Craft a Strong Cover Letter: In your cover letter, emphasise your understanding of MLOps concepts and your hands-on experience with CI/CD for ML. Mention how your skills align with the requirements of the consultancy and express your enthusiasm for the role.
Showcase Relevant Projects: If you have worked on projects involving containerization with Docker or orchestration with Kubernetes, be sure to include these in your application. Detail your role and the impact of your contributions.
Highlight Soft Skills: Consultancies often look for candidates who can communicate effectively and work well in teams. Make sure to mention any experiences that demonstrate your collaboration and problem-solving skills, especially in a fast-paced environment.

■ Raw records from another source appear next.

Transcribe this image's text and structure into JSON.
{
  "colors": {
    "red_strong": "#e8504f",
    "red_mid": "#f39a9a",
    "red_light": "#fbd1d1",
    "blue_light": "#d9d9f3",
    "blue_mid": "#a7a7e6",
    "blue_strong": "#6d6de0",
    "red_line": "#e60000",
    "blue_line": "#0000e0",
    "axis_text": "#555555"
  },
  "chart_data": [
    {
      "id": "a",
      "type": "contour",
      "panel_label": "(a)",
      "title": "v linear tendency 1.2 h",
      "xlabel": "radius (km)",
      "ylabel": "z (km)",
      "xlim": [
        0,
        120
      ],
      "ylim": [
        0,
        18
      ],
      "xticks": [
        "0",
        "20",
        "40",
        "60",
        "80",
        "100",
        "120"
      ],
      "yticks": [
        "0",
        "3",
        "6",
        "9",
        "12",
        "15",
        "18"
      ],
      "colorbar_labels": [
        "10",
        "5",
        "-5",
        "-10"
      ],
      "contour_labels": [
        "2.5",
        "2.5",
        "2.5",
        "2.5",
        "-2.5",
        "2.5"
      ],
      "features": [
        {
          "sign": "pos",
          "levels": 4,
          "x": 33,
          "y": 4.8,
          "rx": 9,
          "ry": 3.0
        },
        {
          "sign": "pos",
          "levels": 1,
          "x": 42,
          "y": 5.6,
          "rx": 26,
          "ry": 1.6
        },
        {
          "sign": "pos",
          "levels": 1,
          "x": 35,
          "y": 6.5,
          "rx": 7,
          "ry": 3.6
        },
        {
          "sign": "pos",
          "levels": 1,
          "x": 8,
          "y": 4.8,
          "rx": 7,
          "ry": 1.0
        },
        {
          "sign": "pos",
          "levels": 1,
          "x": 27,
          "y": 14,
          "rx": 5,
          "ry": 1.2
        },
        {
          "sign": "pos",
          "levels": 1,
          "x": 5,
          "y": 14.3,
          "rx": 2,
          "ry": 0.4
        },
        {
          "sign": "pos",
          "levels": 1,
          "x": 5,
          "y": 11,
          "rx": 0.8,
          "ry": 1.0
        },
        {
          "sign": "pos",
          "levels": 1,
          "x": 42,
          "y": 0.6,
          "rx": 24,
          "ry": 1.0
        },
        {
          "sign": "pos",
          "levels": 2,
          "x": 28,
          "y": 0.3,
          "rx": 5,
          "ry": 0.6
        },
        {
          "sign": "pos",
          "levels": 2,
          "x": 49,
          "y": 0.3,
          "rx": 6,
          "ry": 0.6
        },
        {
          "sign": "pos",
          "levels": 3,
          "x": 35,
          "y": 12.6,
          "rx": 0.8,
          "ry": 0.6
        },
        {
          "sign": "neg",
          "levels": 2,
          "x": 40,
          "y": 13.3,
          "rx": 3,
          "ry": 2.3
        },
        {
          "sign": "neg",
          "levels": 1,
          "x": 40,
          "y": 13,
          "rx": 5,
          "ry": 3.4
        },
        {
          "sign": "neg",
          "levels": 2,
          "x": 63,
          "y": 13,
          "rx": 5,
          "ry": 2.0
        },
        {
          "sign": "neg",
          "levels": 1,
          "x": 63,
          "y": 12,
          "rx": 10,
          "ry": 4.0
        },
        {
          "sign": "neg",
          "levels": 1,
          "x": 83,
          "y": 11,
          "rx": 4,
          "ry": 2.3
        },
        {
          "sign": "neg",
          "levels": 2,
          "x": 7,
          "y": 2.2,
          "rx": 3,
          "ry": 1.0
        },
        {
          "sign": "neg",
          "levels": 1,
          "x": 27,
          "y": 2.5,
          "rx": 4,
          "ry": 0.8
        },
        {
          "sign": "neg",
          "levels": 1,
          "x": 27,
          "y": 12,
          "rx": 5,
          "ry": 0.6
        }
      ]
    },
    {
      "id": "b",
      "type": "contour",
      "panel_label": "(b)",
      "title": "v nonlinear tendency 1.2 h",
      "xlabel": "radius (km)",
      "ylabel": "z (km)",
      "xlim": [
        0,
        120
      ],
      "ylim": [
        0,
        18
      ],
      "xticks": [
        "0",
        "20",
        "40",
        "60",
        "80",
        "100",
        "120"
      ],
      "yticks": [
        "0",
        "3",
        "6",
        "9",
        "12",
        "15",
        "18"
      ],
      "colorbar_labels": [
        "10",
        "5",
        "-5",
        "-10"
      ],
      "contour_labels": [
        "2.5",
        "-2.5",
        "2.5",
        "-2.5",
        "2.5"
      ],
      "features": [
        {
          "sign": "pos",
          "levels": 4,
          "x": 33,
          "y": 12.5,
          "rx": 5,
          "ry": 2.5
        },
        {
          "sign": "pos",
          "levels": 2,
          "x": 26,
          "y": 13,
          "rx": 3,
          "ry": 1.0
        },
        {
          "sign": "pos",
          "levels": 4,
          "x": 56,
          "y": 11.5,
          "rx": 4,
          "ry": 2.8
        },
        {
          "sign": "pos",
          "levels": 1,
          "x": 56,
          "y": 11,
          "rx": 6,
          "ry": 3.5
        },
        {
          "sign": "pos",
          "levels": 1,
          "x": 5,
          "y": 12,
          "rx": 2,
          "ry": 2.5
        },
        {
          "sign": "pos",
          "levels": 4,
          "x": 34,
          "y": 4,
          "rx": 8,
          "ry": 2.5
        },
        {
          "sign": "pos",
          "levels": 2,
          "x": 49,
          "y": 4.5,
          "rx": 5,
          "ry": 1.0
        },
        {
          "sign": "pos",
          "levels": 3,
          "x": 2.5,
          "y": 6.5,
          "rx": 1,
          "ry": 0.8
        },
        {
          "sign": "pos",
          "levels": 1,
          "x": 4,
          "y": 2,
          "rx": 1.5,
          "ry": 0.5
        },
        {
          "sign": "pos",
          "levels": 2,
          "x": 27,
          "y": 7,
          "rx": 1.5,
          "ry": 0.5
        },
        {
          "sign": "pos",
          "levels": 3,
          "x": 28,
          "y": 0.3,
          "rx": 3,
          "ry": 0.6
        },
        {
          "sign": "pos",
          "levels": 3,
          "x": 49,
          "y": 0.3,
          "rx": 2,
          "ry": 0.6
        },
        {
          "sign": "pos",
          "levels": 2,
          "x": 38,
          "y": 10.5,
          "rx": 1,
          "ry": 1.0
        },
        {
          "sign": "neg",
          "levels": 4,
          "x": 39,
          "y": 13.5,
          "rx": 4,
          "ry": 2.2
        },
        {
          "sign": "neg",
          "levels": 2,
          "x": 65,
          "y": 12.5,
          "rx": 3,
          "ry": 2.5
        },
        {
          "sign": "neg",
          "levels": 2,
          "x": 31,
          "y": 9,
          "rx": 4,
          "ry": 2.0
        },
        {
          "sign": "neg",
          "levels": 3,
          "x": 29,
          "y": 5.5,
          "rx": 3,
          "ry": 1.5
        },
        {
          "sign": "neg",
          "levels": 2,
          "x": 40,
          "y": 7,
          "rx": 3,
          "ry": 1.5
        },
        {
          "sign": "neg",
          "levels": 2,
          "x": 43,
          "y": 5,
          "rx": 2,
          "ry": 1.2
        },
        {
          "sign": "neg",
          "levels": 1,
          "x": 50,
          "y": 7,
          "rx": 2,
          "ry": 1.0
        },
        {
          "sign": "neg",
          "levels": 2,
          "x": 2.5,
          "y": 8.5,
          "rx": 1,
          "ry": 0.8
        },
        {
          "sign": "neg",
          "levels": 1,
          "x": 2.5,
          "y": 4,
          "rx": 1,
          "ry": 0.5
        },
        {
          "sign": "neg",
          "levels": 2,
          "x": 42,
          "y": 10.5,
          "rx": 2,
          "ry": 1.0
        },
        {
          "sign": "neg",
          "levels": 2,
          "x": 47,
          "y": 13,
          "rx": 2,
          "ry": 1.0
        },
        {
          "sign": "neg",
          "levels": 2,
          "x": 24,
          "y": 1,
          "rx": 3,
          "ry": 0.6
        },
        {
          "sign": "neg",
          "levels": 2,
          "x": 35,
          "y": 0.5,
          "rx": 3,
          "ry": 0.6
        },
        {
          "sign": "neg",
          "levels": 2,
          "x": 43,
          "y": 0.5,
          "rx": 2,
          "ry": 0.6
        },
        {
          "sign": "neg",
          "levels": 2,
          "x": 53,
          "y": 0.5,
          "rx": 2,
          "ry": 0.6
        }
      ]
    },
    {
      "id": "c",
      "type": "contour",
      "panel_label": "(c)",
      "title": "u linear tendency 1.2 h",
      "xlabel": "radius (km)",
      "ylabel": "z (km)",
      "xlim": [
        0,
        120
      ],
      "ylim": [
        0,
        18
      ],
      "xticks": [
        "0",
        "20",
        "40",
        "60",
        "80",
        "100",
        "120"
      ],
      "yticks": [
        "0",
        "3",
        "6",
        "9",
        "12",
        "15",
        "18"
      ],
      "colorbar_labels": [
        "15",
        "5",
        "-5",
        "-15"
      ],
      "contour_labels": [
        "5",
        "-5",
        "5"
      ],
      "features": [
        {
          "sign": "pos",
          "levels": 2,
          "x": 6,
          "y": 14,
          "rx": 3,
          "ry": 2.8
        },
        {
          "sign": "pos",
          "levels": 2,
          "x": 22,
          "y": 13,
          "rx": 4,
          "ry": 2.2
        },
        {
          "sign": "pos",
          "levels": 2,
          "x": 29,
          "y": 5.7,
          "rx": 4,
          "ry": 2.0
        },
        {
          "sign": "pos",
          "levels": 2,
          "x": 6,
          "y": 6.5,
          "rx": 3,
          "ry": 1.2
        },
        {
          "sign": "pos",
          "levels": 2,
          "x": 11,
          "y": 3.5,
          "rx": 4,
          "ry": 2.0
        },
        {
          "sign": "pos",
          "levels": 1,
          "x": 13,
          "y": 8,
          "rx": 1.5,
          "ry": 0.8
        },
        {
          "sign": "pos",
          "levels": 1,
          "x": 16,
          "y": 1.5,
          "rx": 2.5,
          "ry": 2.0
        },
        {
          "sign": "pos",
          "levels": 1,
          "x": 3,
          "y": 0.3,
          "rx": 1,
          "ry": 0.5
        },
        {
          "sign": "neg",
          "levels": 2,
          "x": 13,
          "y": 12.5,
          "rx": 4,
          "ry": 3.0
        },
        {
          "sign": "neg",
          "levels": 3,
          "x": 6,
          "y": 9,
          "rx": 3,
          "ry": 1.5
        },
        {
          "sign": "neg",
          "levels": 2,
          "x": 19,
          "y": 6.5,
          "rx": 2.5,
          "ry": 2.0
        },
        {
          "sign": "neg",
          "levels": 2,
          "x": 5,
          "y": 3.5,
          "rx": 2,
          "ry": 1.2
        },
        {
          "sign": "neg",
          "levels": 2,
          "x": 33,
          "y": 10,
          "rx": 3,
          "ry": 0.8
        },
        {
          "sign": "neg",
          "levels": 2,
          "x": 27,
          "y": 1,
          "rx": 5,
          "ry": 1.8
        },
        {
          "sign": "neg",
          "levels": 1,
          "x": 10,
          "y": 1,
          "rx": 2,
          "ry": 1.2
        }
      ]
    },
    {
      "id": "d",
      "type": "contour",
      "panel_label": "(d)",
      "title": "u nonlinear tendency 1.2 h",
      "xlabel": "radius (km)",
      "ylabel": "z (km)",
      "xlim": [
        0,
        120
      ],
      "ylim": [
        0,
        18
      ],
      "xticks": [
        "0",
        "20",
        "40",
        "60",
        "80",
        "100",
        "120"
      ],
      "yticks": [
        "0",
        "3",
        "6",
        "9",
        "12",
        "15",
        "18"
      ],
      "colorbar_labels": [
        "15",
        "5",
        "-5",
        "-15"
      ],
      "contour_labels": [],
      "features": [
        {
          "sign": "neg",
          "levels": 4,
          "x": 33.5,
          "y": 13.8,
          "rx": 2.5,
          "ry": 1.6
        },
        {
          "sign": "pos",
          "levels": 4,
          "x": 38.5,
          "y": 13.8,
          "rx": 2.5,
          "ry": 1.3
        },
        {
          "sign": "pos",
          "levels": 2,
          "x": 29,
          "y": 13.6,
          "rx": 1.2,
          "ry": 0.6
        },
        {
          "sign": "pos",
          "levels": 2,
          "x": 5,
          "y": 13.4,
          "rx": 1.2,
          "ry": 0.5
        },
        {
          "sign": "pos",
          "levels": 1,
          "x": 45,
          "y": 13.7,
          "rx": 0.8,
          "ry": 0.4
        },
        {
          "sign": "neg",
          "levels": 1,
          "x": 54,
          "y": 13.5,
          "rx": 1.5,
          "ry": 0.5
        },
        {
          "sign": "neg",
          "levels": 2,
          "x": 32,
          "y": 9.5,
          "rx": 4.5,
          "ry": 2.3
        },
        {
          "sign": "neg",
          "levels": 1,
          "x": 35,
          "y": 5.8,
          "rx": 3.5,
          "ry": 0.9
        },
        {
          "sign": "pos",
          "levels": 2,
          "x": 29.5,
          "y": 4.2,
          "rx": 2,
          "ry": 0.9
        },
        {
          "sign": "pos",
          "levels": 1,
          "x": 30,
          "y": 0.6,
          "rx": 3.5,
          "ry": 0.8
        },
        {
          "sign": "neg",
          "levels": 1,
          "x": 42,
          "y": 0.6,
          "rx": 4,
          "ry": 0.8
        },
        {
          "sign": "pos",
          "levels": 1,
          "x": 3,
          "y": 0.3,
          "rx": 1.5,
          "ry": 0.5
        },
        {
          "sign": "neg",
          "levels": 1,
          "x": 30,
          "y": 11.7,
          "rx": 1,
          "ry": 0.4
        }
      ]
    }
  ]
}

How to prepare for a job interview at iBSC
✨Showcase Your Technical Skills
Be prepared to discuss your experience with Azure services in detail. Highlight specific projects where you've used Azure Machine Learning, AKS, or Data Lake, and be ready to explain how you implemented MLOps practices.
✨Demonstrate Your Understanding of MLOps
Make sure you can articulate the key concepts of MLOps, such as CI/CD for machine learning. Prepare examples of how you've applied these concepts in previous roles, focusing on model versioning and monitoring.
✨Prepare for Technical Questions
Expect technical questions related to machine learning frameworks like TensorFlow or PyTorch. Brush up on your knowledge of these tools and be ready to discuss how you've used them in real-world applications.
✨Ask Insightful Questions
At the end of the interview, ask questions that show your interest in the company's projects and culture. Inquire about their current MLOps practices or future plans for AI initiatives to demonstrate your enthusiasm for the role.